Understanding Cube Roots.

[jonboy]

Hello! I do not understand why for: \(\displaystyle \,\sqrt[3]{8} = \sqrt[3]{{2 \bullet 2 \bullet 2}} = 8\,\) taking \(\displaystyle \,\sqrt{8}^3\approx 22.6\,\) equals a different quantity. Isnt \(\displaystyle \,\sqrt[3]{8}\) the same thing as \(\displaystyle \sqrt{8}^3\)? If not can someone explain the difference for me (my tutor is not available till' 2). Any help is greatly appreciated.

 

[stapel]

Is taking the square root the same as squaring? So why would taking the cube root be the same as cubing?

Meanwhile, the cube root of eight is not eight; it is two. And the square root of eight cubed is not the same as the cube root of eight.

Eliz.

 

[jonboy]

So what does the superscript 3 in:\(\displaystyle \;\sqrt[3]{8}\;\) mean if it does not mean \(\displaystyle \sqrt{8}\bullet\sqrt{8}\bullet\sqrt{8}\)?

 

[galactus]

It means \(\displaystyle \L\\8^{\frac{1}{3}}\), just the same as \(\displaystyle \L\\\sqrt{8}\) means \(\displaystyle \L\\8^{\frac{1}{2}}\). We just, normally, omit the superscript 2 in the radical sign.
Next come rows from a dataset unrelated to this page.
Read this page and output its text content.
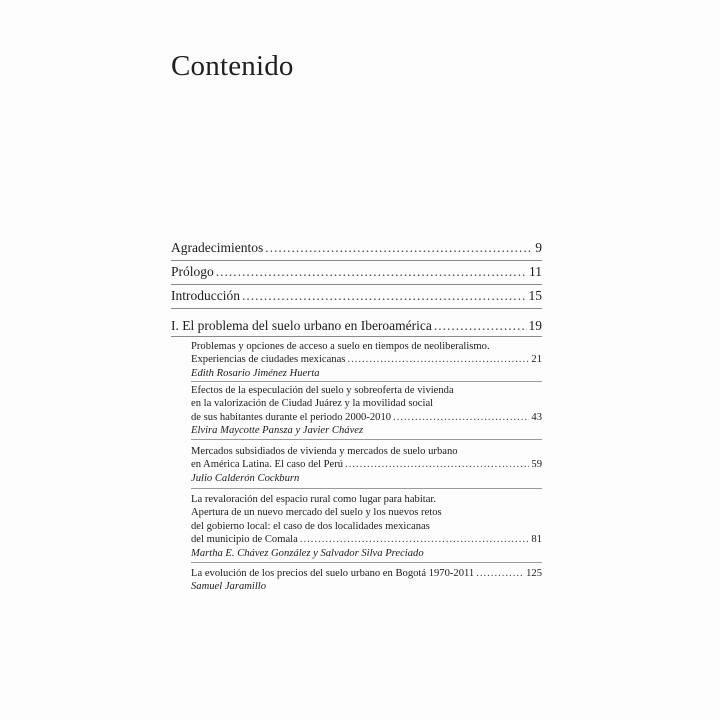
Contenido
Agradecimientos .....	9
Prólogo .....	11
Introducción .....	15
I. El problema del suelo urbano en Iberoamérica .....	19
Problemas y opciones de acceso a suelo en tiempos de neoliberalismo.
Experiencias de ciudades mexicanas .....	21
Edith Rosario Jiménez Huerta
Efectos de la especulación del suelo y sobreoferta de vivienda
en la valorización de Ciudad Juárez y la movilidad social
de sus habitantes durante el periodo 2000-2010 .....	43
Elvira Maycotte Pansza y Javier Chávez
Mercados subsidiados de vivienda y mercados de suelo urbano
en América Latina. El caso del Perú .....	59
Julio Calderón Cockburn
La revaloración del espacio rural como lugar para habitar.
Apertura de un nuevo mercado del suelo y los nuevos retos
del gobierno local: el caso de dos localidades mexicanas
del municipio de Comala .....	81
Martha E. Chávez González y Salvador Silva Preciado
La evolución de los precios del suelo urbano en Bogotá 1970-2011 .....	125
Samuel Jaramillo
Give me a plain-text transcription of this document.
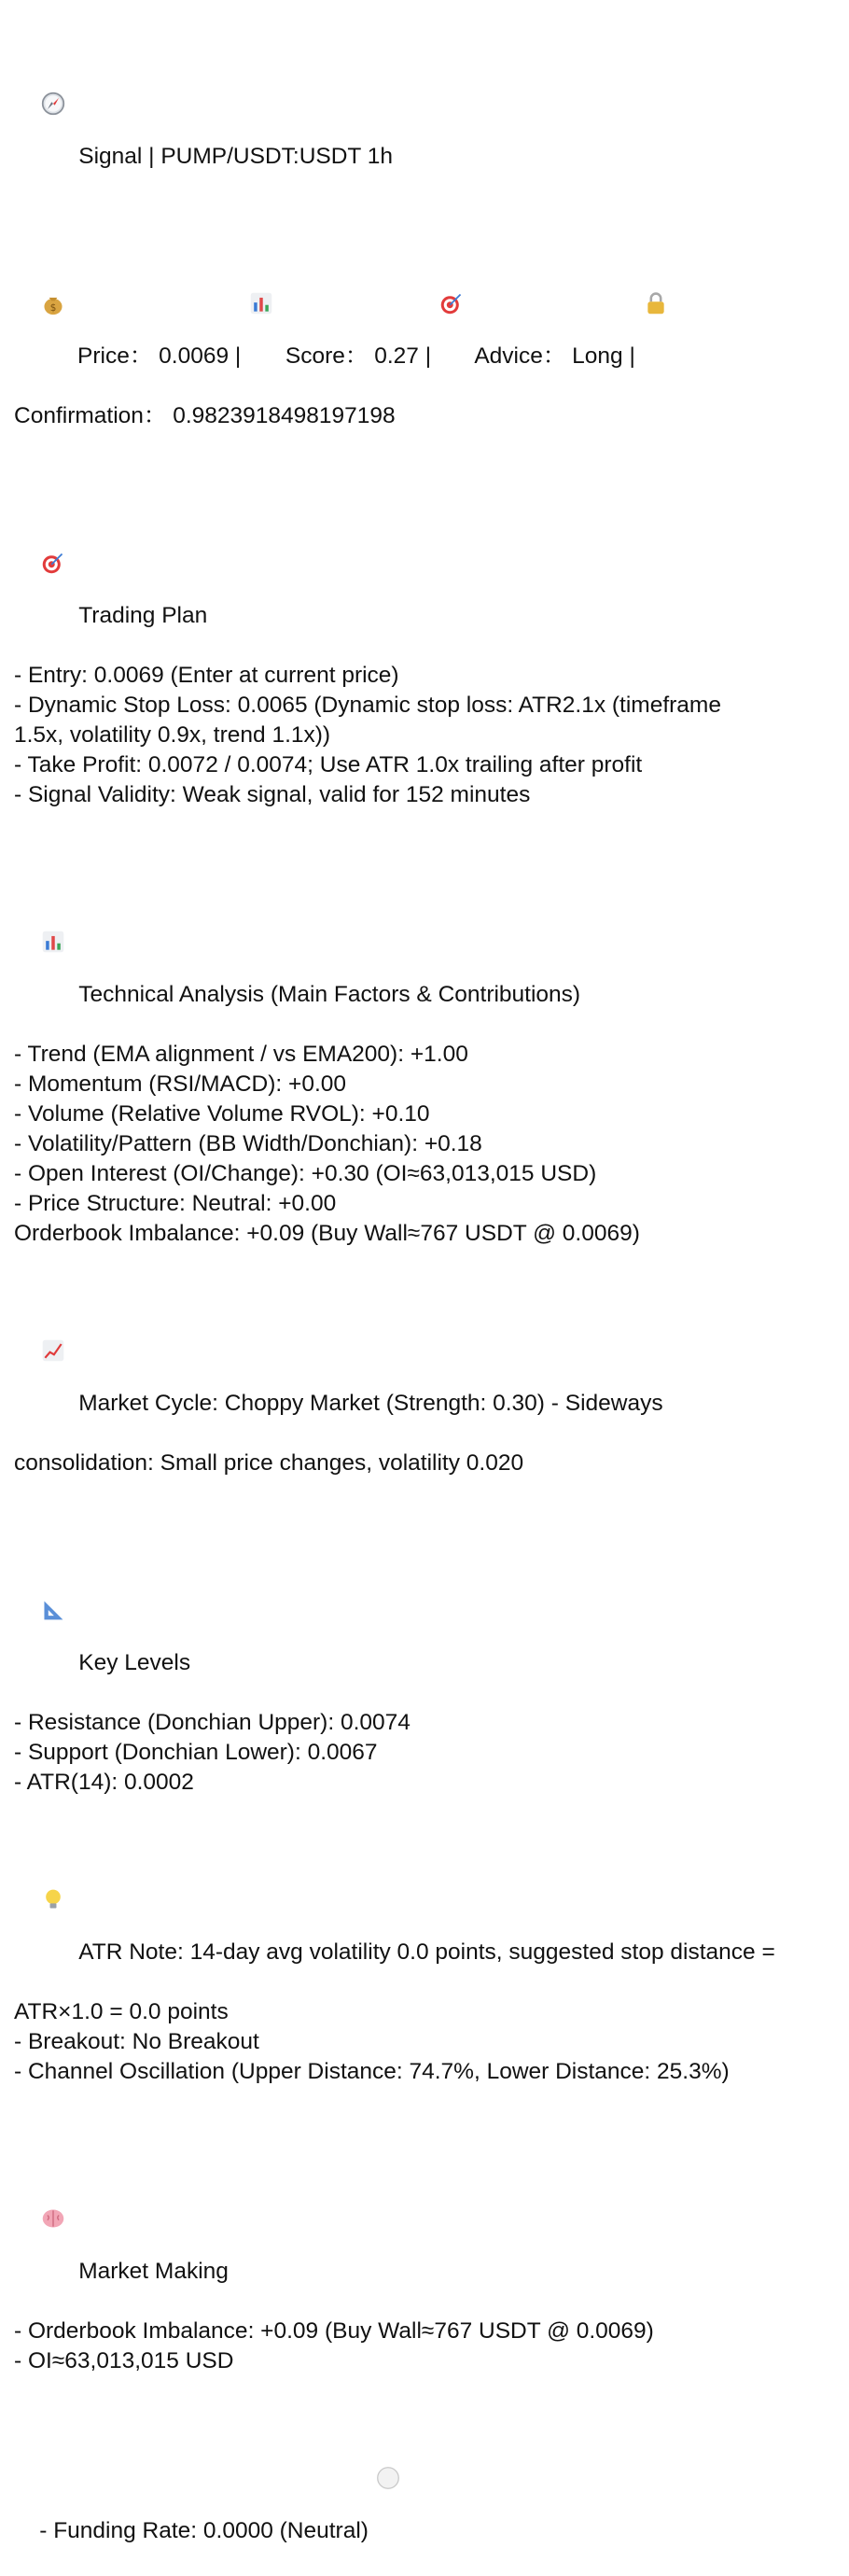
Signal | PUMP/USDT:USDT 1h

$

Price： 0.0069 |

Score： 0.27 |

Advice： Long |

Confirmation： 0.9823918498197198

Trading Plan

- Entry: 0.0069 (Enter at current price)
- Dynamic Stop Loss: 0.0065 (Dynamic stop loss: ATR2.1x (timeframe
1.5x, volatility 0.9x, trend 1.1x))
- Take Profit: 0.0072 / 0.0074; Use ATR 1.0x trailing after profit
- Signal Validity: Weak signal, valid for 152 minutes

Technical Analysis (Main Factors & Contributions)

- Trend (EMA alignment / vs EMA200): +1.00
- Momentum (RSI/MACD): +0.00
- Volume (Relative Volume RVOL): +0.10
- Volatility/Pattern (BB Width/Donchian): +0.18
- Open Interest (OI/Change): +0.30 (OI≈63,013,015 USD)
- Price Structure: Neutral: +0.00
Orderbook Imbalance: +0.09 (Buy Wall≈767 USDT @ 0.0069)

Market Cycle: Choppy Market (Strength: 0.30) - Sideways

consolidation: Small price changes, volatility 0.020

Key Levels

- Resistance (Donchian Upper): 0.0074
- Support (Donchian Lower): 0.0067
- ATR(14): 0.0002

ATR Note: 14-day avg volatility 0.0 points, suggested stop distance =

ATR×1.0 = 0.0 points
- Breakout: No Breakout
- Channel Oscillation (Upper Distance: 74.7%, Lower Distance: 25.3%)

Market Making

- Orderbook Imbalance: +0.09 (Buy Wall≈767 USDT @ 0.0069)
- OI≈63,013,015 USD

- Funding Rate: 0.0000 (Neutral)
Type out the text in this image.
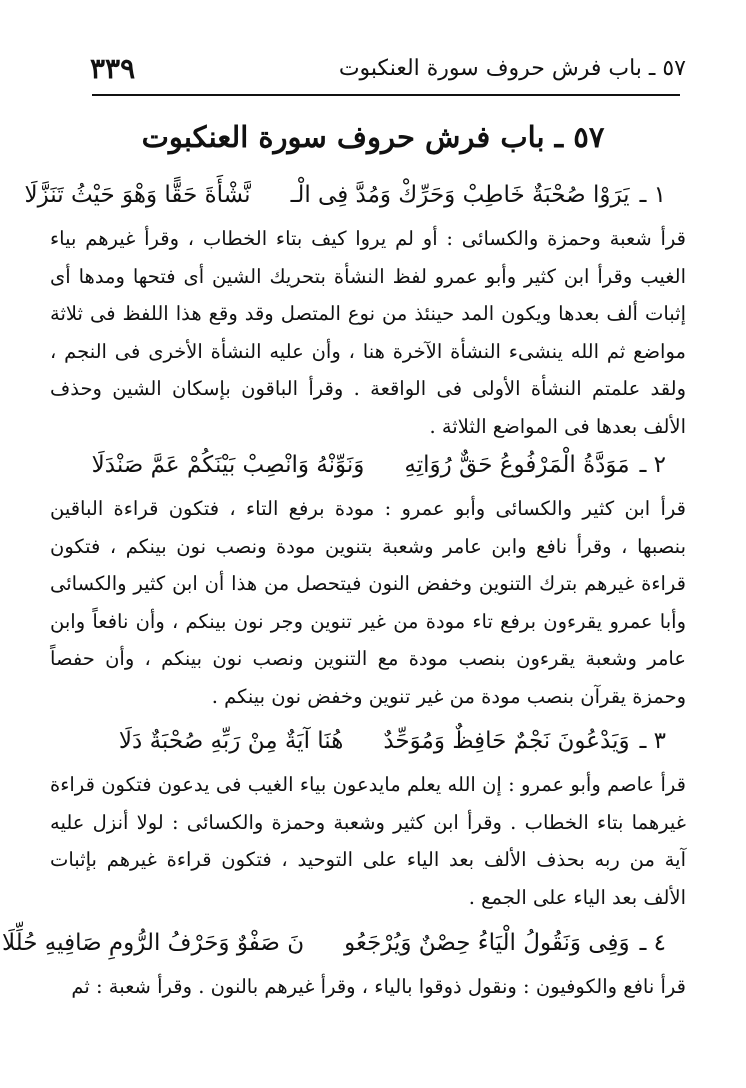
٥٧ ـ باب فرش حروف سورة العنكبوت
٣٣٩
٥٧ ـ باب فرش حروف سورة العنكبوت
١ ـ
يَرَوْا صُحْبَةٌ خَاطِبْ وَحَرِّكْ وَمُدَّ فِى الْـ
نَّشْأَةَ حَقًّا وَهْوَ حَيْثُ تَنَزَّلَا
قرأ شعبة وحمزة والكسائى : أو لم يروا كيف بتاء الخطاب ، وقرأ غيرهم بياء الغيب وقرأ ابن كثير وأبو عمرو لفظ النشأة بتحريك الشين أى فتحها ومدها أى إثبات ألف بعدها ويكون المد حينئذ من نوع المتصل وقد وقع هذا اللفظ فى ثلاثة مواضع ثم الله ينشىء النشأة الآخرة هنا ، وأن عليه النشأة الأخرى فى النجم ، ولقد علمتم النشأة الأولى فى الواقعة . وقرأ الباقون بإسكان الشين وحذف الألف بعدها فى المواضع الثلاثة .
٢ ـ
مَوَدَّةُ الْمَرْفُوعُ حَقٌّ رُوَاتِهِ
وَنَوِّنْهُ وَانْصِبْ بَيْنَكُمْ عَمَّ صَنْدَلَا
قرأ ابن كثير والكسائى وأبو عمرو : مودة برفع التاء ، فتكون قراءة الباقين بنصبها ، وقرأ نافع وابن عامر وشعبة بتنوين مودة ونصب نون بينكم ، فتكون قراءة غيرهم بترك التنوين وخفض النون فيتحصل من هذا أن ابن كثير والكسائى وأبا عمرو يقرءون برفع تاء مودة من غير تنوين وجر نون بينكم ، وأن نافعاً وابن عامر وشعبة يقرءون بنصب مودة مع التنوين ونصب نون بينكم ، وأن حفصاً وحمزة يقرآن بنصب مودة من غير تنوين وخفض نون بينكم .
٣ ـ
وَيَدْعُونَ نَجْمٌ حَافِظٌ وَمُوَحِّدٌ
هُنَا آيَةٌ مِنْ رَبِّهِ صُحْبَةٌ دَلَا
قرأ عاصم وأبو عمرو : إن الله يعلم مايدعون بياء الغيب فى يدعون فتكون قراءة غيرهما بتاء الخطاب . وقرأ ابن كثير وشعبة وحمزة والكسائى : لولا أنزل عليه آية من ربه بحذف الألف بعد الياء على التوحيد ، فتكون قراءة غيرهم بإثبات الألف بعد الياء على الجمع .
٤ ـ
وَفِى وَنَقُولُ الْيَاءُ حِصْنٌ وَيُرْجَعُو
نَ صَفْوٌ وَحَرْفُ الرُّومِ صَافِيهِ حُلِّلَا
قرأ نافع والكوفيون : ونقول ذوقوا بالياء ، وقرأ غيرهم بالنون . وقرأ شعبة : ثم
\(\displaystyle \L\\\sqrt[4]{8}=8^{\frac{1}{4}}\)

\(\displaystyle \L\\\sqrt[5]{8}=8^{\frac{1}{5}}\)

etc, etc, etc.....

In your last post, you are cubing the square root of 8. That's also written

as\(\displaystyle \L\\8^{\frac{3}{2}}\). See?. Not the same thing as \(\displaystyle \L\\8^{\frac

{1}{3}}\)

 

[jonboy]

Ok here is how I view it: \(\displaystyle \;\sqrt[3]{2^3}=2\;\) Since the cube root and sqrt 3 cancle each other out.

Thank you Stapel and Galactus for you help.

 

[tkhunny]

sqrt 3

I think you are confused only by the LaTeX notation. It is unfortunate that a CUBE ROOT is coded as sqrt[3]. Don't be confused by that. A cube root is not just a different dialect from a square root. It is a rather different animal.

 

[jonboy]

sqrt 3

I think you are confused only by the LaTeX notation. It is unfortunate that a CUBE ROOT is coded as sqrt[3]. Don't be confused by that. A cube root is not just a different dialect from a square root. It is a rather different animal.

Yeah. Thank you for correcting me!